À vrai dire, Ambrister avait beau chercher dans sa mémoire, il n’avait que très peu de souvenirs agréables avec lui… Installé derrière ce qui avait été le bureau de son père pendant toutes ces années, il ferma les yeux et commença à pivoter de gauche à droite dans le grand fauteuil en cuir rouge derrière le magnifique meuble d’acajou. Cette sensation agréable lui rappela finalement le seul souvenir agréable qu’il avait de son père.

 

C’était il y avait environ trente ans, Ambrister devait être âgé de cinq ou six ans. Il jouait dans le même bureau pendant que son père travaillait. Celui-ci devait avoir passé une bonne journée car il était d’excellente humeur. Il l’avait appelé et l’avait fait s’asseoir sur ses genoux sur ce même fauteuil. 

 

— Ambrister, il est l’heure d’aller dormir.

— Non, pas encore papa. S’il te plaît, raconte-moi une histoire.

— Va demander à ton frère. J’ai encore du travail… en plus je n’en connais pas. En tous cas, pas pour des enfants de ton âge.

— Allez papa, s’il te plaît. Raconte-moi une histoire, raconte-moi une histoire.

— Bon OK. Je vais te raconter l’histoire que mon père m’a confiée quand je devais avoir à peu près ton âge… Est-ce que tu connais la légende des élémentaux ?

— Non, raconte-moi. S’te plaît s’te plaît s’te plaît.

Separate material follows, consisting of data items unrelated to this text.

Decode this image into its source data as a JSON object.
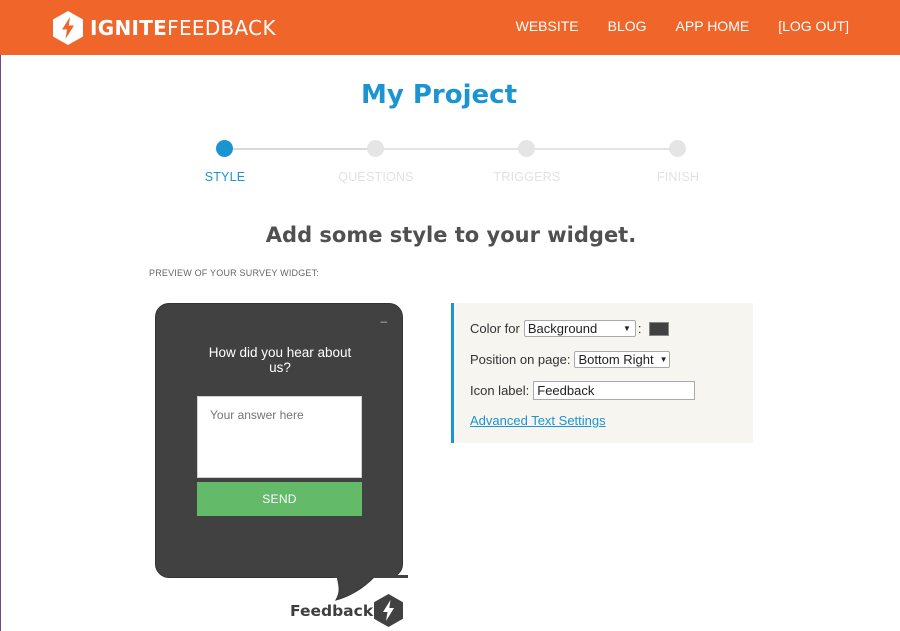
{
  "brand": {
    "name_bold": "IGNITE",
    "name_light": "FEEDBACK",
    "primary_color": "#ef652a",
    "accent_color": "#1b95d1"
  },
  "nav": {
    "items": [
      "WEBSITE",
      "BLOG",
      "APP HOME",
      "[LOG OUT]"
    ]
  },
  "page": {
    "title": "My Project",
    "subheading": "Add some style to your widget.",
    "preview_caption": "PREVIEW OF YOUR SURVEY WIDGET:"
  },
  "stepper": {
    "steps": [
      "STYLE",
      "QUESTIONS",
      "TRIGGERS",
      "FINISH"
    ],
    "active_index": 0
  },
  "widget": {
    "minimize_glyph": "–",
    "question": "How did you hear about us?",
    "answer_placeholder": "Your answer here",
    "send_label": "SEND",
    "tab_label": "Feedback",
    "background_color": "#414141",
    "send_color": "#63bb6a"
  },
  "settings": {
    "color_label": "Color for",
    "color_target": "Background",
    "color_suffix": ":",
    "position_label": "Position on page:",
    "position_value": "Bottom Right",
    "icon_label": "Icon label:",
    "icon_value": "Feedback",
    "advanced_link": "Advanced Text Settings"
  }
}
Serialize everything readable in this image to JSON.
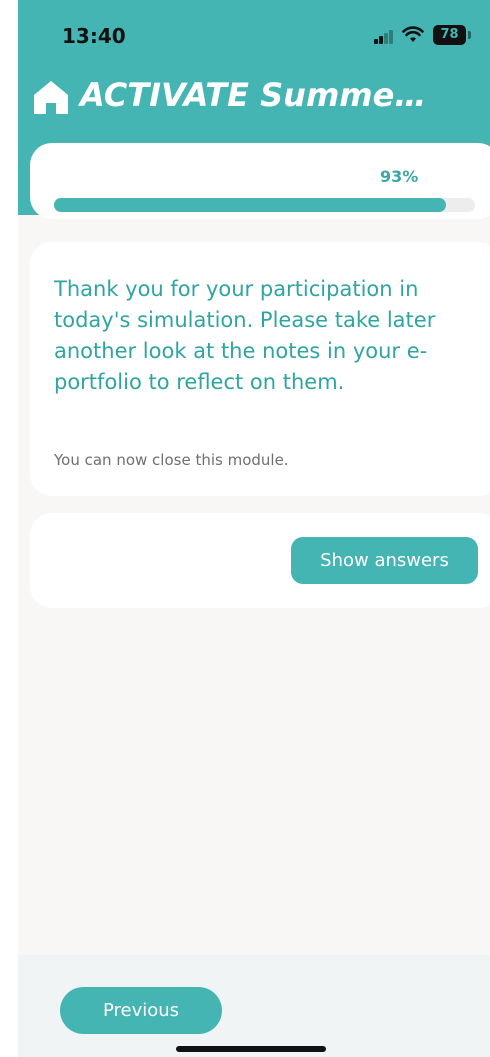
{
  "status_bar": {
    "time": "13:40",
    "battery": "78"
  },
  "header": {
    "title": "ACTIVATE Summe…",
    "icon": "home-icon"
  },
  "progress": {
    "label": "93%",
    "value": 0.93
  },
  "message": {
    "text": "Thank you for your participation in today's simulation. Please take later another look at the notes in your e-portfolio to reflect on them.",
    "subtext": "You can now close this module."
  },
  "actions": {
    "show_answers_label": "Show answers",
    "previous_label": "Previous"
  },
  "colors": {
    "accent": "#44b5b2",
    "accent_text": "#2fa5a2",
    "background": "#f9f6f6"
  }
}
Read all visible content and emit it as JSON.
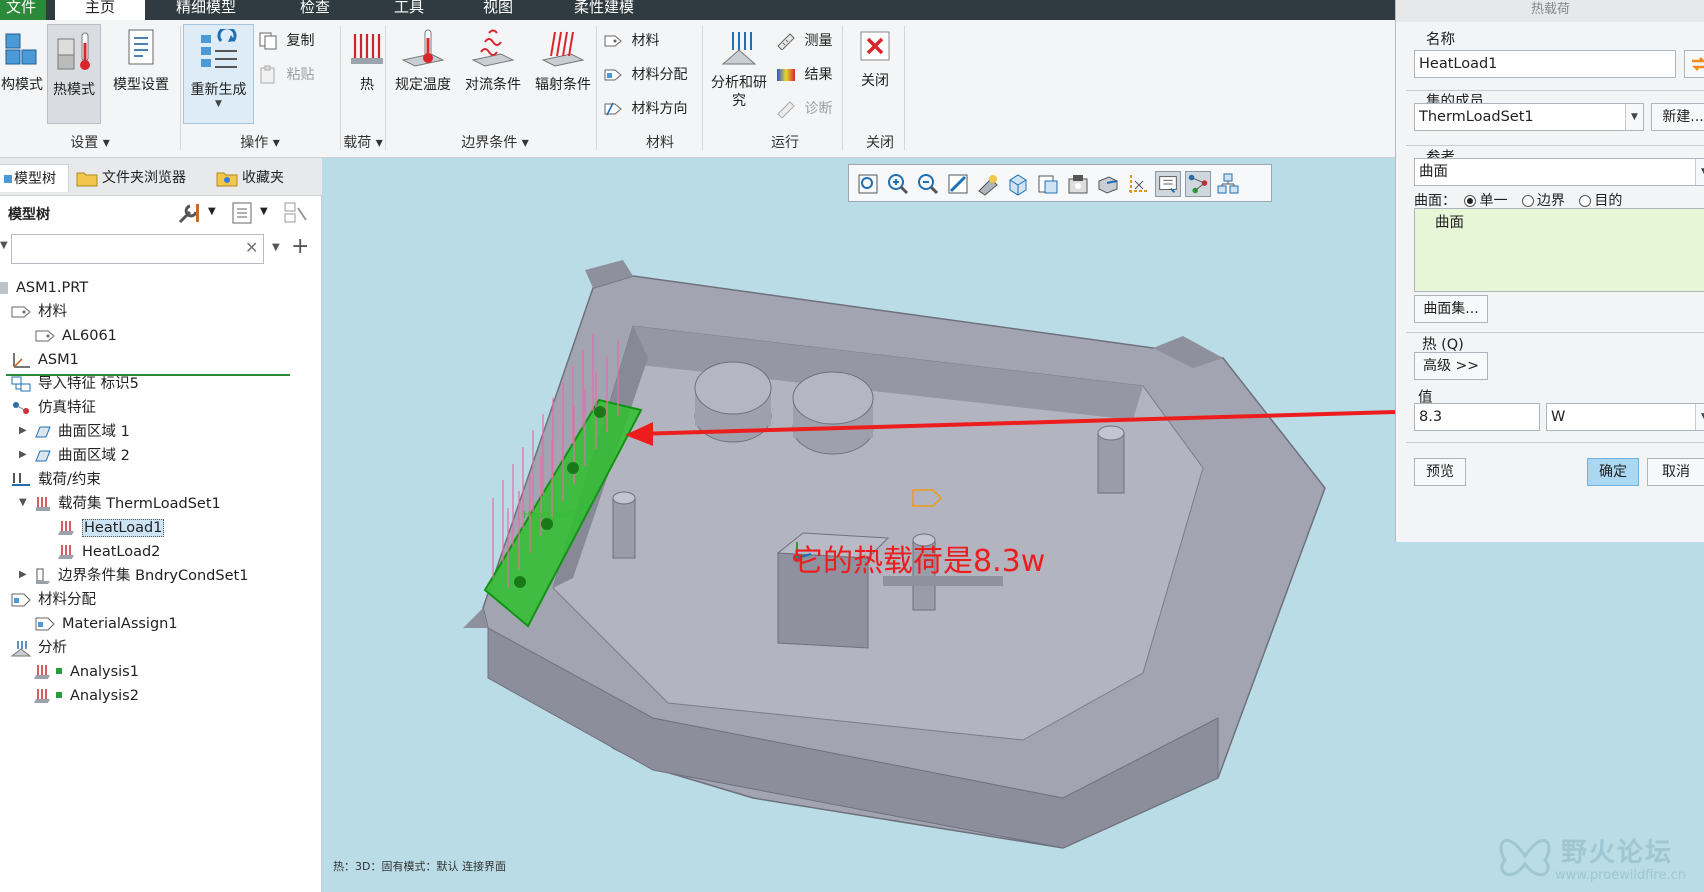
{
  "tabs": [
    "文件",
    "主页",
    "精细模型",
    "检查",
    "工具",
    "视图",
    "柔性建模"
  ],
  "ribbon": {
    "big_buttons": {
      "struct_mode": "构模式",
      "thermal_mode": "热模式",
      "model_setup": "模型设置",
      "regenerate": "重新生成",
      "heat": "热",
      "prescribed_temp": "规定温度",
      "convection": "对流条件",
      "radiation": "辐射条件",
      "analyses": "分析和研究",
      "close": "关闭"
    },
    "small_buttons": {
      "copy": "复制",
      "paste": "粘贴",
      "materials": "材料",
      "material_assign": "材料分配",
      "material_orient": "材料方向",
      "measure": "测量",
      "results": "结果",
      "diagnose": "诊断"
    },
    "groups": {
      "setup": "设置",
      "operations": "操作",
      "loads": "载荷",
      "boundary": "边界条件",
      "materials": "材料",
      "run": "运行",
      "close": "关闭"
    }
  },
  "left_panel": {
    "tabs": [
      "模型树",
      "文件夹浏览器",
      "收藏夹"
    ],
    "header": "模型树",
    "search_placeholder": "",
    "tree": {
      "root": "ASM1.PRT",
      "materials": "材料",
      "al6061": "AL6061",
      "asm1": "ASM1",
      "import": "导入特征 标识5",
      "sim": "仿真特征",
      "surf1": "曲面区域 1",
      "surf2": "曲面区域 2",
      "loads": "载荷/约束",
      "loadset": "载荷集 ThermLoadSet1",
      "heatload1": "HeatLoad1",
      "heatload2": "HeatLoad2",
      "bcset": "边界条件集 BndryCondSet1",
      "matassign": "材料分配",
      "matassign1": "MaterialAssign1",
      "analysis": "分析",
      "analysis1": "Analysis1",
      "analysis2": "Analysis2"
    }
  },
  "viewport": {
    "annotation": "它的热载荷是8.3w",
    "status": "热：3D：固有模式：默认 连接界面",
    "model_label": "HeatLoad1"
  },
  "dialog": {
    "title": "热载荷",
    "name_label": "名称",
    "name_value": "HeatLoad1",
    "member_label": "集的成员",
    "member_value": "ThermLoadSet1",
    "new_button": "新建...",
    "ref_label": "参考",
    "ref_type": "曲面",
    "surface_label": "曲面：",
    "radio_single": "单一",
    "radio_boundary": "边界",
    "radio_target": "目的",
    "ref_item": "曲面",
    "surface_set_button": "曲面集...",
    "heat_label": "热 (Q)",
    "advanced_button": "高级 >>",
    "value_label": "值",
    "value": "8.3",
    "unit": "W",
    "preview_button": "预览",
    "ok_button": "确定",
    "cancel_button": "取消"
  },
  "watermark": {
    "title": "野火论坛",
    "url": "www.proewildfire.cn"
  },
  "colors": {
    "accent": "#2a8a3a",
    "viewport_bg": "#b9dce6",
    "annotation": "#ee1d1d",
    "ok_button": "#aad7f2"
  }
}
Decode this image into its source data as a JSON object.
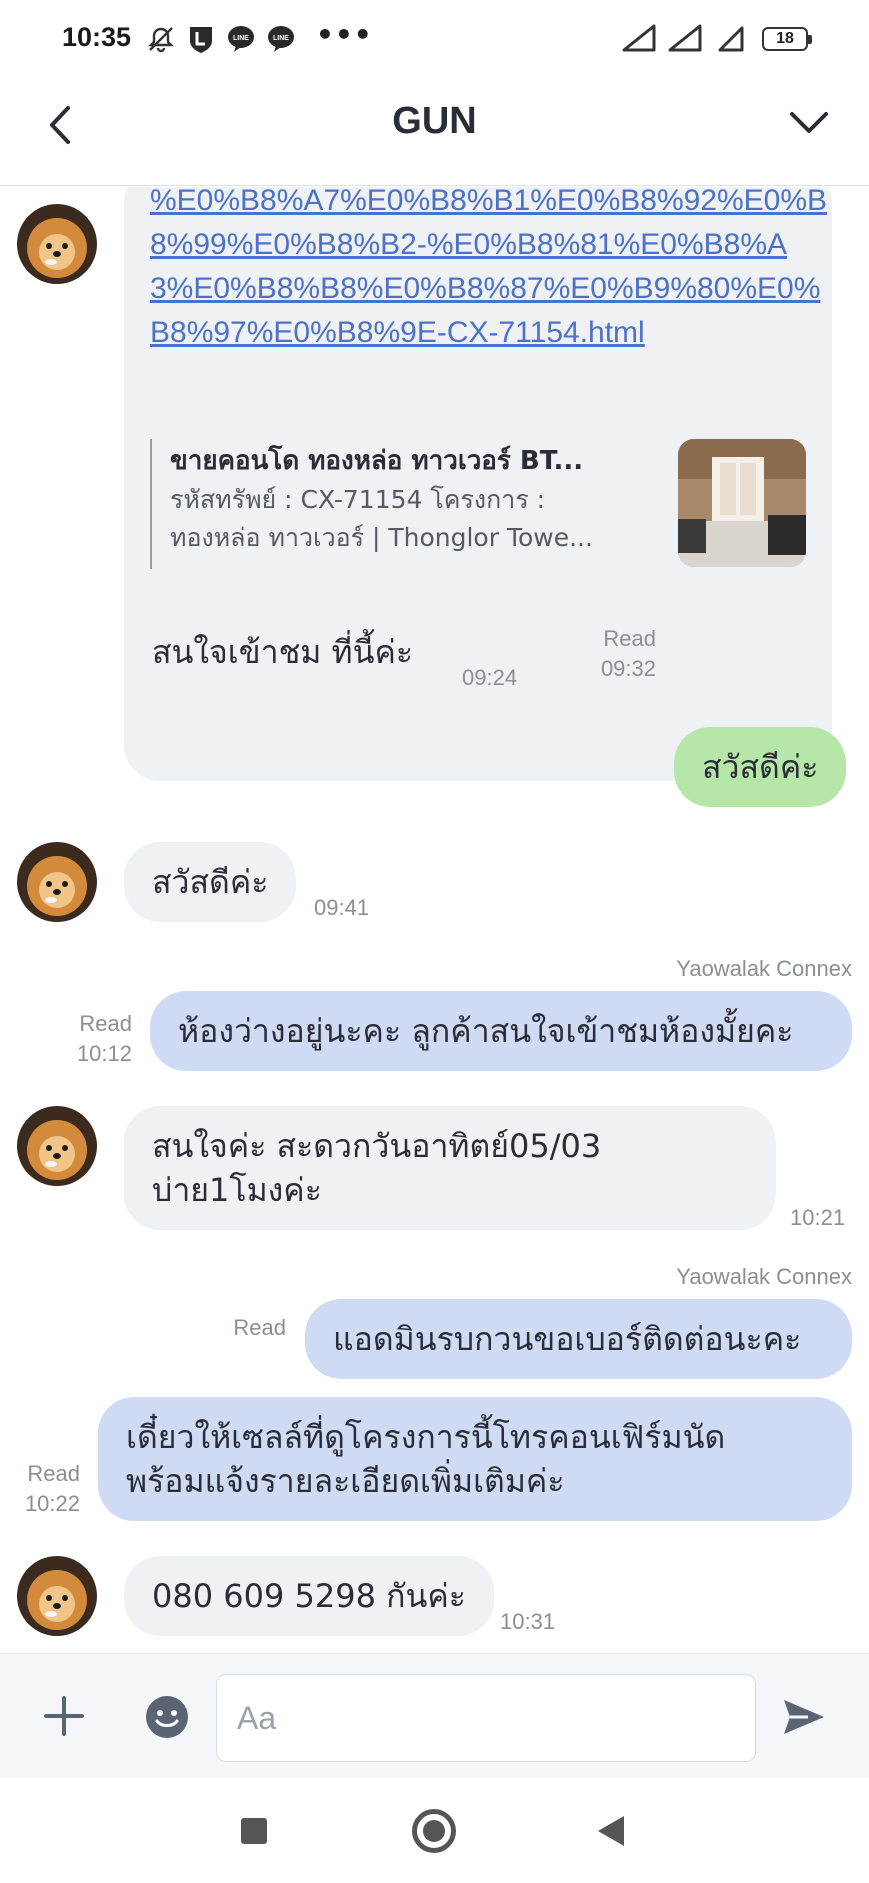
{
  "status_bar": {
    "time": "10:35",
    "dots": "•••",
    "battery": "18"
  },
  "header": {
    "title": "GUN"
  },
  "link_message": {
    "url_text": "%E0%B8%A7%E0%B8%B1%E0%B8%92%E0%B8%99%E0%B8%B2-%E0%B8%81%E0%B8%A3%E0%B8%B8%E0%B8%87%E0%B9%80%E0%B8%97%E0%B8%9E-CX-71154.html",
    "preview_title": "ขายคอนโด ทองหล่อ ทาวเวอร์ BT...",
    "preview_desc_1": "รหัสทรัพย์ : CX-71154 โครงการ :",
    "preview_desc_2": "ทองหล่อ ทาวเวอร์ | Thonglor Towe..."
  },
  "messages": [
    {
      "id": "m1",
      "text": "สนใจเข้าชม ที่นี้ค่ะ",
      "time": "09:24"
    },
    {
      "id": "m2",
      "text": "สวัสดีค่ะ",
      "read": "Read",
      "time": "09:32"
    },
    {
      "id": "m3",
      "text": "สวัสดีค่ะ",
      "time": "09:41"
    },
    {
      "id": "m4",
      "sender": "Yaowalak Connex",
      "text": "ห้องว่างอยู่นะคะ ลูกค้าสนใจเข้าชมห้องมั้ยคะ",
      "read": "Read",
      "time": "10:12"
    },
    {
      "id": "m5",
      "line1": "สนใจค่ะ สะดวกวันอาทิตย์05/03",
      "line2": "บ่าย1โมงค่ะ",
      "time": "10:21"
    },
    {
      "id": "m6",
      "sender": "Yaowalak Connex",
      "text": "แอดมินรบกวนขอเบอร์ติดต่อนะคะ",
      "read": "Read"
    },
    {
      "id": "m7",
      "line1": "เดี๋ยวให้เซลล์ที่ดูโครงการนี้โทรคอนเฟิร์มนัด",
      "line2": "พร้อมแจ้งรายละเอียดเพิ่มเติมค่ะ",
      "read": "Read",
      "time": "10:22"
    },
    {
      "id": "m8",
      "text": "080 609 5298 กันค่ะ",
      "time": "10:31"
    }
  ],
  "input_bar": {
    "placeholder": "Aa"
  },
  "colors": {
    "incoming": "#f0f1f4",
    "outgoing_green": "#b7e7a8",
    "outgoing_blue": "#cfdaf4",
    "link": "#4a72c9"
  }
}
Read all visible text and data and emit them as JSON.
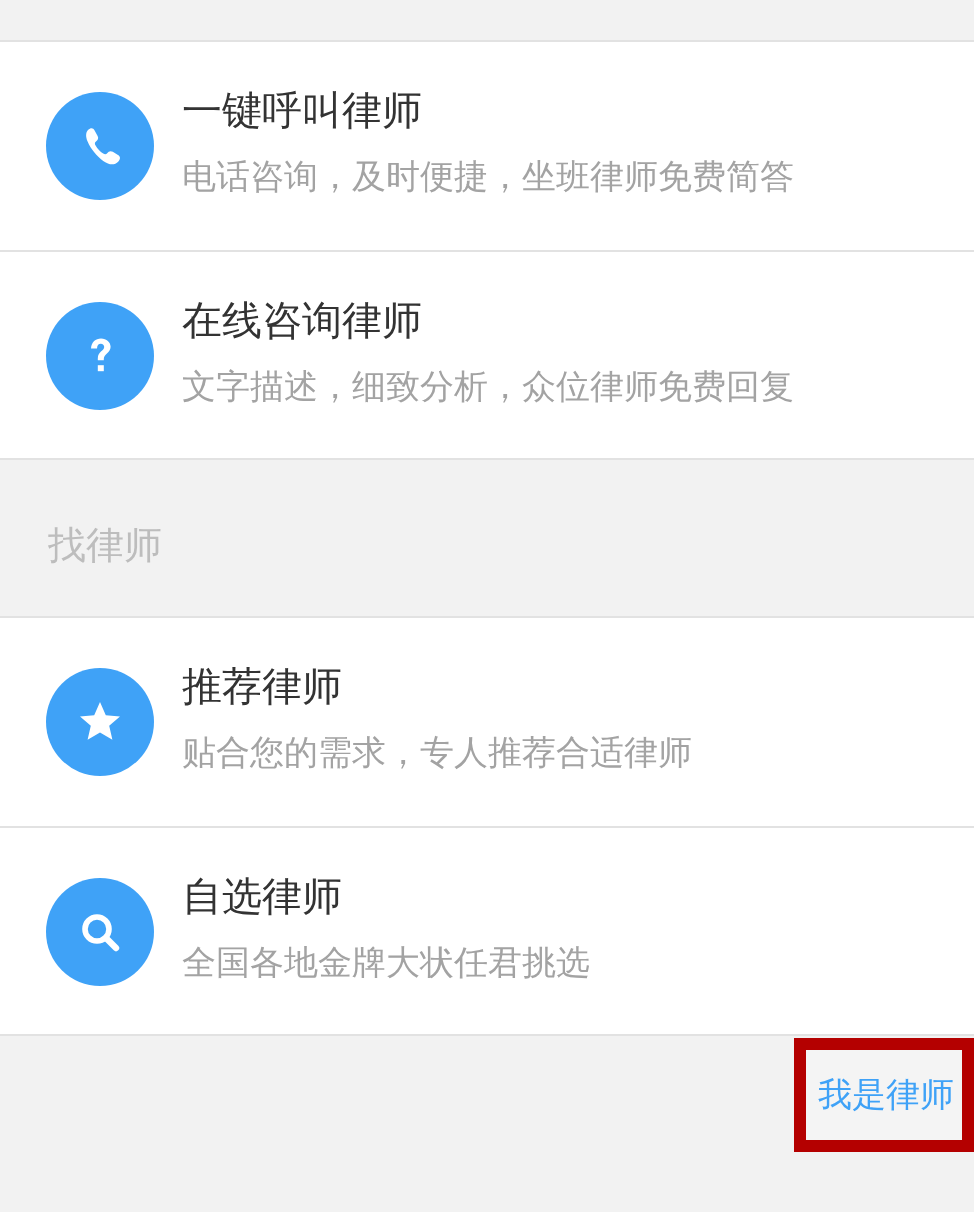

— Une légende raconte que la Terre est en équilibre fragile. Imagine une croix en forme de plus qui est posée sur une aiguille au niveau de son centre. Quatre forces invisibles permettent de donner la vie : l’eau, l’air, la chaleur du feu mais aussi la terre. Toutes ces énergies sont maintenues par les élémentaux : des êtres aux pouvoirs extraordinaires. Ils maîtrisent les éléments de la nature : le vent, les arbres, les fleurs ; mais aussi les tempêtes, les séismes, ou même les tsunamis… Ces êtres sont si précieux pour l’équilibre de la vie qu’ils ont été cachés il y a des milliers et des milliers d’années aux quatre coins du monde. Les hommes ont eu peur qu’on utilise leurs pouvoirs avec de mauvaises intentions. Ils ont même eu peur que les élémentaux ne soient tentés de les utiliser eux-mêmes à leurs avantages. Ils ont été enfermés dans des lieux secrets devenus légendaires… Tu en as sans doute déjà entendu parler : les cités d’or, l’Atlantide ou encore Shangri-la.

 

Le petit Ambrister était extrêmement attentif à l’histoire que lui narrait son père. Il fronça le nez. Des tas de questions se mêlaient dans son esprit.

 

— Mais ces êtres doivent être très vieux depuis le temps  ? Si ça fait si longtemps…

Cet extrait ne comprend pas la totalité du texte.